The problem is that, statistically, p (x30000|y) =0 is unreasonable. That is, in the past two months the word has not appeared in the mail, it is considered that the probability of 0, unreasonable.
Generally speaking, it is unreasonable to think that these events will not happen if they have not been seen before . Solve this problem with Laplace smoothing.
4. Laplace Smoothing
According to the maximum likelihood estimate, p (y=1) = # "1" s/(# "0" s + # "1" s), that is, the probability of Y being 1 is the ratio of the number of 1 in the sample to all samples. Laplace smoothing is to add 1 to each of the numerator denominator, i.e.:
P (Y=1) = (# "1" s+1)/(# "0" s+1 + # "1" s+1)
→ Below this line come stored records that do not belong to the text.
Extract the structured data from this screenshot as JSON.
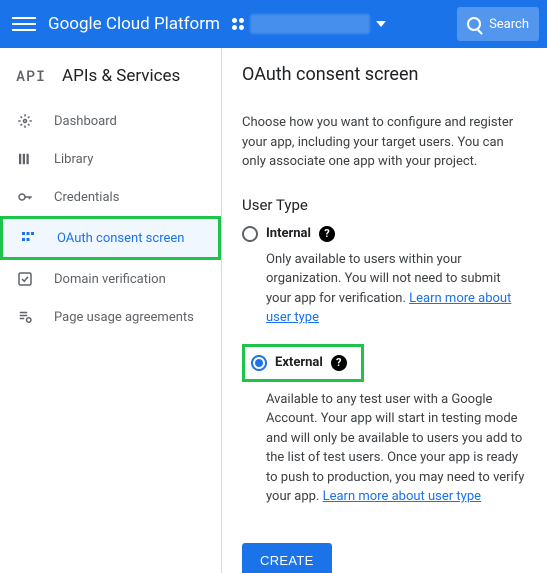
{
  "topbar": {
    "brand": "Google Cloud Platform",
    "search_placeholder": "Search"
  },
  "sidebar": {
    "section": "APIs & Services",
    "items": [
      {
        "label": "Dashboard"
      },
      {
        "label": "Library"
      },
      {
        "label": "Credentials"
      },
      {
        "label": "OAuth consent screen"
      },
      {
        "label": "Domain verification"
      },
      {
        "label": "Page usage agreements"
      }
    ]
  },
  "main": {
    "title": "OAuth consent screen",
    "intro": "Choose how you want to configure and register your app, including your target users. You can only associate one app with your project.",
    "section": "User Type",
    "internal": {
      "label": "Internal",
      "desc": "Only available to users within your organization. You will not need to submit your app for verification. ",
      "link": "Learn more about user type"
    },
    "external": {
      "label": "External",
      "desc": "Available to any test user with a Google Account. Your app will start in testing mode and will only be available to users you add to the list of test users. Once your app is ready to push to production, you may need to verify your app. ",
      "link": "Learn more about user type"
    },
    "create": "CREATE"
  }
}
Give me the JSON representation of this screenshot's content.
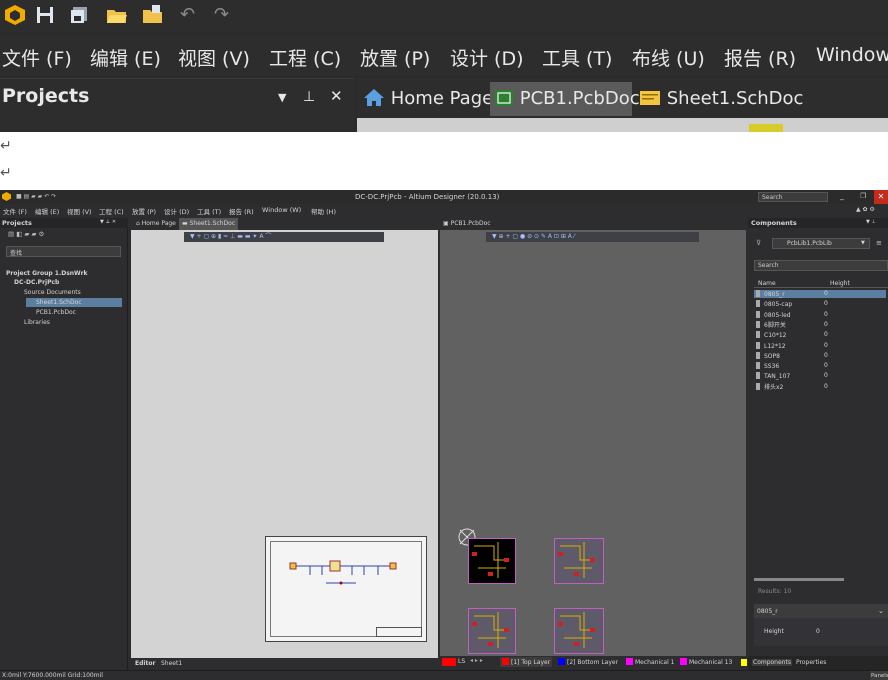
{
  "zoom": {
    "menu": [
      "文件 (F)",
      "编辑 (E)",
      "视图 (V)",
      "工程 (C)",
      "放置 (P)",
      "设计 (D)",
      "工具 (T)",
      "布线 (U)",
      "报告 (R)",
      "Window"
    ],
    "panel_title": "Projects",
    "tabs": [
      "Home Page",
      "PCB1.PcbDoc",
      "Sheet1.SchDoc"
    ]
  },
  "app": {
    "window_title": "DC-DC.PrjPcb - Altium Designer (20.0.13)",
    "search_label": "Search",
    "menu": [
      "文件 (F)",
      "编辑 (E)",
      "视图 (V)",
      "工程 (C)",
      "放置 (P)",
      "设计 (D)",
      "工具 (T)",
      "报告 (R)",
      "Window (W)",
      "帮助 (H)"
    ],
    "projects": {
      "title": "Projects",
      "search_placeholder": "查找",
      "tree": [
        "Project Group 1.DsnWrk",
        "DC-DC.PrjPcb",
        "Source Documents",
        "Sheet1.SchDoc",
        "PCB1.PcbDoc",
        "Libraries"
      ]
    },
    "sch_tabs": [
      "Home Page",
      "Sheet1.SchDoc"
    ],
    "pcb_tab": "PCB1.PcbDoc",
    "bottom_tabs": [
      "Editor",
      "Sheet1"
    ],
    "layers": {
      "ls": "LS",
      "items": [
        {
          "label": "[1] Top Layer",
          "color": "#ff0000"
        },
        {
          "label": "[2] Bottom Layer",
          "color": "#0000ff"
        },
        {
          "label": "Mechanical 1",
          "color": "#ff00ff"
        },
        {
          "label": "Mechanical 13",
          "color": "#ff00ff"
        },
        {
          "label": "Components",
          "color": "#ffff00"
        }
      ]
    },
    "components": {
      "title": "Components",
      "library": "PcbLib1.PcbLib",
      "search_placeholder": "Search",
      "col_name": "Name",
      "col_height": "Height",
      "rows": [
        {
          "name": "0805_r",
          "height": "0"
        },
        {
          "name": "0805-cap",
          "height": "0"
        },
        {
          "name": "0805-led",
          "height": "0"
        },
        {
          "name": "6脚开关",
          "height": "0"
        },
        {
          "name": "C10*12",
          "height": "0"
        },
        {
          "name": "L12*12",
          "height": "0"
        },
        {
          "name": "SOP8",
          "height": "0"
        },
        {
          "name": "SS36",
          "height": "0"
        },
        {
          "name": "TAN_107",
          "height": "0"
        },
        {
          "name": "排头x2",
          "height": "0"
        }
      ],
      "results": "Results: 10",
      "selected": "0805_r",
      "detail_label": "Height",
      "detail_value": "0",
      "bottom_tabs": [
        "Components",
        "Properties"
      ]
    },
    "status": "X:0mil Y:7600.000mil   Grid:100mil",
    "panels_btn": "Panels"
  },
  "colors": {
    "accent": "#6e8db0",
    "top_layer": "#ff0000",
    "pcb_bg": "#616161",
    "sch_bg": "#d3d3d3"
  }
}
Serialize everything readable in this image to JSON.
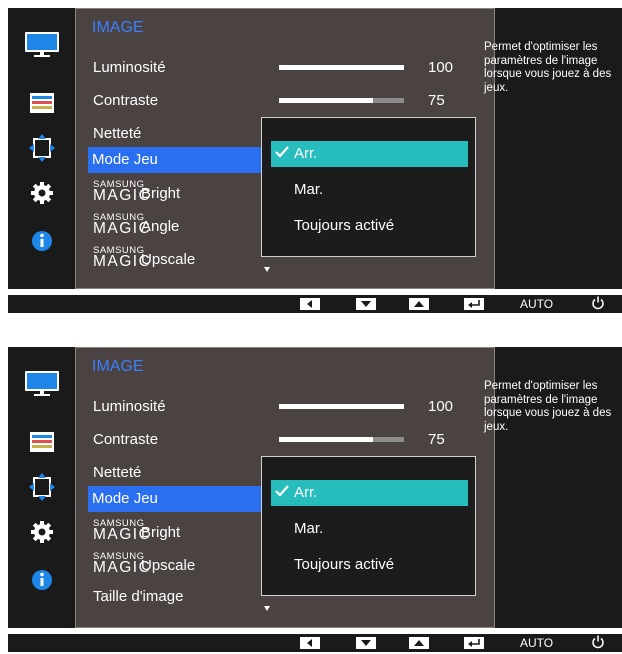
{
  "panels": [
    {
      "menu_title": "IMAGE",
      "items": [
        {
          "type": "plain",
          "label": "Luminosité"
        },
        {
          "type": "plain",
          "label": "Contraste"
        },
        {
          "type": "plain",
          "label": "Netteté"
        },
        {
          "type": "plain",
          "label": "Mode Jeu",
          "selected": true
        },
        {
          "type": "magic",
          "small": "SAMSUNG",
          "big": "MAGIC",
          "suffix": "Bright"
        },
        {
          "type": "magic",
          "small": "SAMSUNG",
          "big": "MAGIC",
          "suffix": "Angle"
        },
        {
          "type": "magic",
          "small": "SAMSUNG",
          "big": "MAGIC",
          "suffix": "Upscale"
        }
      ],
      "luminosite_value": "100",
      "luminosite_level": 1.0,
      "contraste_value": "75",
      "contraste_level": 0.75,
      "dropdown": [
        "Arr.",
        "Mar.",
        "Toujours activé"
      ],
      "dropdown_selected": 0,
      "description": "Permet d'optimiser les paramètres de l'image lorsque vous jouez à des jeux."
    },
    {
      "menu_title": "IMAGE",
      "items": [
        {
          "type": "plain",
          "label": "Luminosité"
        },
        {
          "type": "plain",
          "label": "Contraste"
        },
        {
          "type": "plain",
          "label": "Netteté"
        },
        {
          "type": "plain",
          "label": "Mode Jeu",
          "selected": true
        },
        {
          "type": "magic",
          "small": "SAMSUNG",
          "big": "MAGIC",
          "suffix": "Bright"
        },
        {
          "type": "magic",
          "small": "SAMSUNG",
          "big": "MAGIC",
          "suffix": "Upscale"
        },
        {
          "type": "plain",
          "label": "Taille d'image"
        }
      ],
      "luminosite_value": "100",
      "luminosite_level": 1.0,
      "contraste_value": "75",
      "contraste_level": 0.75,
      "dropdown": [
        "Arr.",
        "Mar.",
        "Toujours activé"
      ],
      "dropdown_selected": 0,
      "description": "Permet d'optimiser les paramètres de l'image lorsque vous jouez à des jeux."
    }
  ],
  "control_bar": {
    "auto_label": "AUTO",
    "icons": [
      "left-arrow-icon",
      "down-arrow-icon",
      "up-arrow-icon",
      "enter-icon",
      "power-icon"
    ]
  },
  "icons": [
    "monitor-icon",
    "color-bars-icon",
    "resize-icon",
    "gear-icon",
    "info-icon"
  ],
  "colors": {
    "selected_item": "#2a6ff0",
    "selected_option": "#27bdbd",
    "title": "#3b7fff",
    "menu_bg": "#4a4341"
  }
}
Example: Give a team 5 game results as a sample, 5 games are lost, recorded as 0, then to predict the sixth game winning percentage, according to naive Bayes: P (Y=1) = 0/(5+0) = 0, that is, there is no winning field in the sample, the winning percentage is 0, obviously this is unreasonable. With Laplace smoothing, p (y=1) = 0+1/(5+1+0+1) = 1/7, not 0, and as the negative number increases, p (y=1) is reduced, but not 0.
More generally, if y takes a possible value in K, such as trying to estimate the parameters of a polynomial distribution, the following formula is obtained:
That is, the percentage of samples with a value of J, with Laplace smoothing as follows:
For naive Bayes, the results are:
Adding 1 to the numerator, plus 2 on the denominator, solves the problem of 0 probability.